Miei cari, mi riferisco a voi due e a tutti i professionisti della nobile arte, io non ci sto e non ci stanno al massa degli italiani che hanno visto nel corso della loro vita come si comportano i politici che nascono, stranamente quasi tutti onesti, e poi nel divenire si trasformano in affamati di potere e soldi, soldi e ancora soldi. Spesso e volentieri diventano pure dittatori crudeli, dittatori sanguinari. Tantissimi gli esempi che potremmo elencare… Per concludere, e mi rifaccio al duo D’Alema-Parisi, la vostra politica cromatica e nebulosa andate a raccontarla altrove: agli ingenui che come il vostro emulo Silvio Berlusconi è riuscito per vent’anni a fottere milioni e milioni di coglioni.
- · “C’E’ DA TAGLIARE, MA NON SI SOGNINO DI TOCCARE LA SCUOLA”. Il segretario della Cisl, Raffaele Bonanni, dichiara: “L’operazione messa in piedi, tagliare nella scuola, mi preoccupa moltissimo. Intervengano sull’apparato amministrativo, ma con criterio. Per rianimare l’economia è necessario correggere gli squilibri macroeconomici nell’euro-zona attraverso la spinta sostenibile alla domanda interna.

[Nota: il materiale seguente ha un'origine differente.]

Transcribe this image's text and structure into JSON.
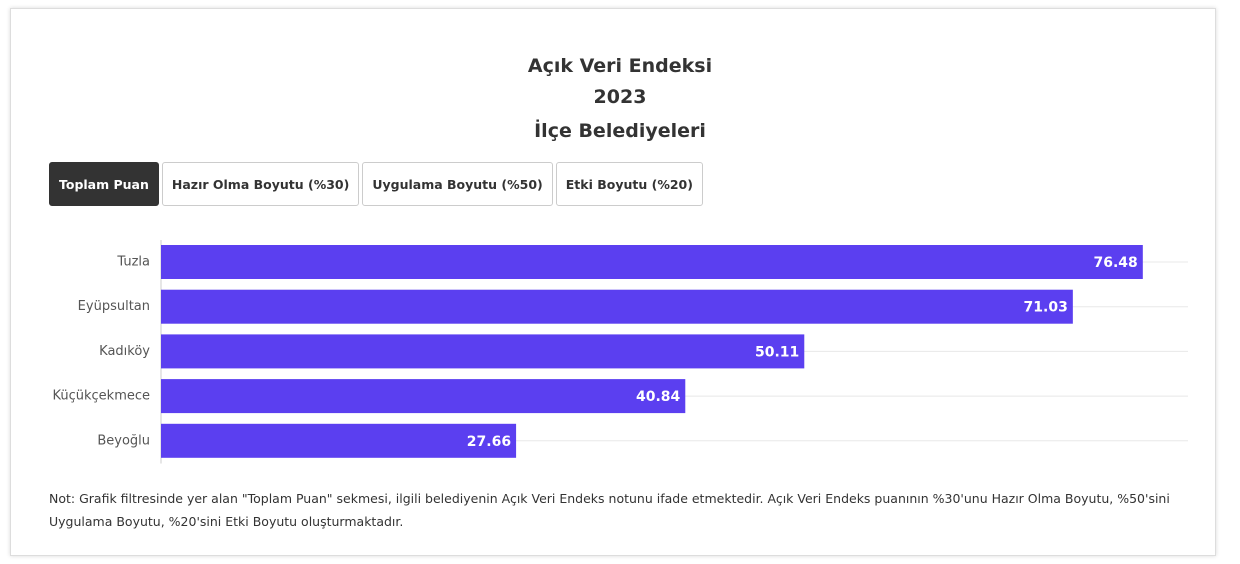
{
  "chart_data": {
    "type": "bar",
    "orientation": "horizontal",
    "title": [
      "Açık Veri Endeksi",
      "2023",
      "İlçe Belediyeleri"
    ],
    "tabs": [
      "Toplam Puan",
      "Hazır Olma Boyutu (%30)",
      "Uygulama Boyutu (%50)",
      "Etki Boyutu (%20)"
    ],
    "categories": [
      "Tuzla",
      "Eyüpsultan",
      "Kadıköy",
      "Küçükçekmece",
      "Beyoğlu"
    ],
    "values": [
      76.48,
      71.03,
      50.11,
      40.84,
      27.66
    ],
    "color": "#5b3ff0",
    "xlim": [
      0,
      80
    ],
    "note": "Not: Grafik filtresinde yer alan \"Toplam Puan\" sekmesi, ilgili belediyenin Açık Veri Endeks notunu ifade etmektedir. Açık Veri Endeks puanının %30'unu Hazır Olma Boyutu, %50'sini Uygulama Boyutu, %20'sini Etki Boyutu oluşturmaktadır."
  }
}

Ma, a tal fine, politiche nazionali sono impossibili, dati gli obiettivi assurdi di finanza pubblica imposti dal «Fiscal compact» e l’indisponibilità culturale prima che politica, ad affrontare le paralizzanti sperequazioni nella distribuzione della ricchezza. Le catene da spezzare sono l’aumento della disoccupazione, la perdita di potere di acquisto delle retribuzioni, l’assottigliamento dei risparmi delle famiglie, l’enorme capacità produttiva inutilizzata delle imprese, causa, quest’ultima, ben più rilevante per la caduta degli investimenti e delle difficoltà di accesso al credito”.

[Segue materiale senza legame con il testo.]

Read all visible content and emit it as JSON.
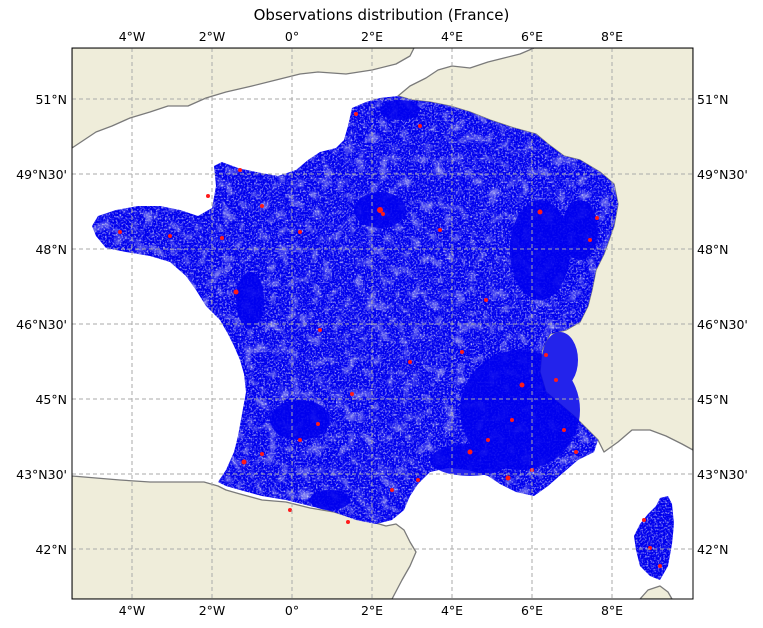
{
  "title": "Observations distribution (France)",
  "x_tick_labels": [
    "4°W",
    "2°W",
    "0°",
    "2°E",
    "4°E",
    "6°E",
    "8°E"
  ],
  "y_tick_labels": [
    "51°N",
    "49°N30'",
    "48°N",
    "46°N30'",
    "45°N",
    "43°N30'",
    "42°N"
  ],
  "extent": {
    "lon": [
      -5.5,
      10.0
    ],
    "lat": [
      41.33,
      51.67
    ]
  },
  "colors": {
    "land": "#efedda",
    "sea": "#ffffff",
    "coastline": "#7a7a7a",
    "gridline": "#aaaaaa",
    "observations": "#0000ee",
    "observation_highlights": "#ff1a1a"
  }
}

- · E’ BATTAGLIA SULL’IMU e il Pd chiede che si aumentino le detrazioni.
- · FRANCO GALLO VICEPRESIDENTE DELLA CONSULTA OSPITE DEL PREMIO LEF, CONSEGNATO A TRE DONNE, NELLA SUA LECTIO MAGISTRALIS PROSPETTA IL RUOLO DELL’IMPOSIZIONE TRIBUTARIA MENTRE AUMENTA LA DISTANZA TRA I BENESTANTI E I MENO ABBIENTI. UN FISCO, OGGI, CHE DEVE SERVIRE A DIMINUIRE LE DISUGUAGLIANZE.

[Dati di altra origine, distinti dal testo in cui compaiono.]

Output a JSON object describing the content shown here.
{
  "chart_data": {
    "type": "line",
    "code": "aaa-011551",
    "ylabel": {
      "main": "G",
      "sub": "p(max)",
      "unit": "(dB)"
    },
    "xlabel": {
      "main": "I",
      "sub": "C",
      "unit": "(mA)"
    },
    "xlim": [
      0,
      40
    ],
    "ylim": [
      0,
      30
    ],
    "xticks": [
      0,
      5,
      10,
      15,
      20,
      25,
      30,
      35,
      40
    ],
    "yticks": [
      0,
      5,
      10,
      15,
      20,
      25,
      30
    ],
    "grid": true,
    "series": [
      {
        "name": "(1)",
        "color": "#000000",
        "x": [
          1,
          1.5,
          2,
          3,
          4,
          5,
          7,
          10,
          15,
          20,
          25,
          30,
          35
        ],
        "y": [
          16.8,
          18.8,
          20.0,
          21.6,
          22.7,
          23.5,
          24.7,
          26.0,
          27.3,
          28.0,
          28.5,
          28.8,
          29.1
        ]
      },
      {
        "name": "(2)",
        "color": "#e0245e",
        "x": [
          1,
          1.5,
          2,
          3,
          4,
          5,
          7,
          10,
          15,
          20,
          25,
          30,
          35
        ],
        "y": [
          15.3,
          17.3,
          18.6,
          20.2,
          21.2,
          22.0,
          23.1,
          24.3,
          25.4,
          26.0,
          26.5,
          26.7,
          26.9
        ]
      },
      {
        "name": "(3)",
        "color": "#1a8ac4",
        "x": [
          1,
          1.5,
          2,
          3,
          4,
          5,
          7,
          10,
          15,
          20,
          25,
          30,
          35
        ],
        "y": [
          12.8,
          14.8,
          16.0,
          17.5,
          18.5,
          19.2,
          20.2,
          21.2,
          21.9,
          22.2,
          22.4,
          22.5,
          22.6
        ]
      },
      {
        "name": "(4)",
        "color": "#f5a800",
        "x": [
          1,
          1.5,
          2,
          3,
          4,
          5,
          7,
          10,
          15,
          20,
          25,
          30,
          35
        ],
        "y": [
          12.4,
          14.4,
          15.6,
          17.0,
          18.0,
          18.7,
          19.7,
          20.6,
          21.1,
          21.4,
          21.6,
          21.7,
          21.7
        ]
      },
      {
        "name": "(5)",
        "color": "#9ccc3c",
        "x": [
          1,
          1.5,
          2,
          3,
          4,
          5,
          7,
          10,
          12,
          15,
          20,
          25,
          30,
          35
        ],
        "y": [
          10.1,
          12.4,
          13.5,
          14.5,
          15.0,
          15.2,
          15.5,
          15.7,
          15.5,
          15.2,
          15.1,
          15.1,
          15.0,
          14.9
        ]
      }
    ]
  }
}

- · LE ACLI: “FERMIAMO LA CATTIVA ECONOMIA E INVESTIAMO SULL’UOMO”. Sugli squilibri che la crisi sta producendo e anche sugli investimenti sbagliati, giustamente, secondo le Acli occorre ridurre le spese militari per contrastare la povertà.
- · TICKET SANITARI, SI CAMBIA: SOSTITUITI DALLE FRANCHIGIE. Da parte dello Stato c’è lo studio continuo di come fottere il cittadino, Pantalone. La proposta del ministro della Salute basata sul reddito dichiarato ha suscitato ancora polemiche: “E’ un’altra tassa”, commenta il Pd. Il Codacons: «Un danno per i cittadini onesti a favore degli evasori».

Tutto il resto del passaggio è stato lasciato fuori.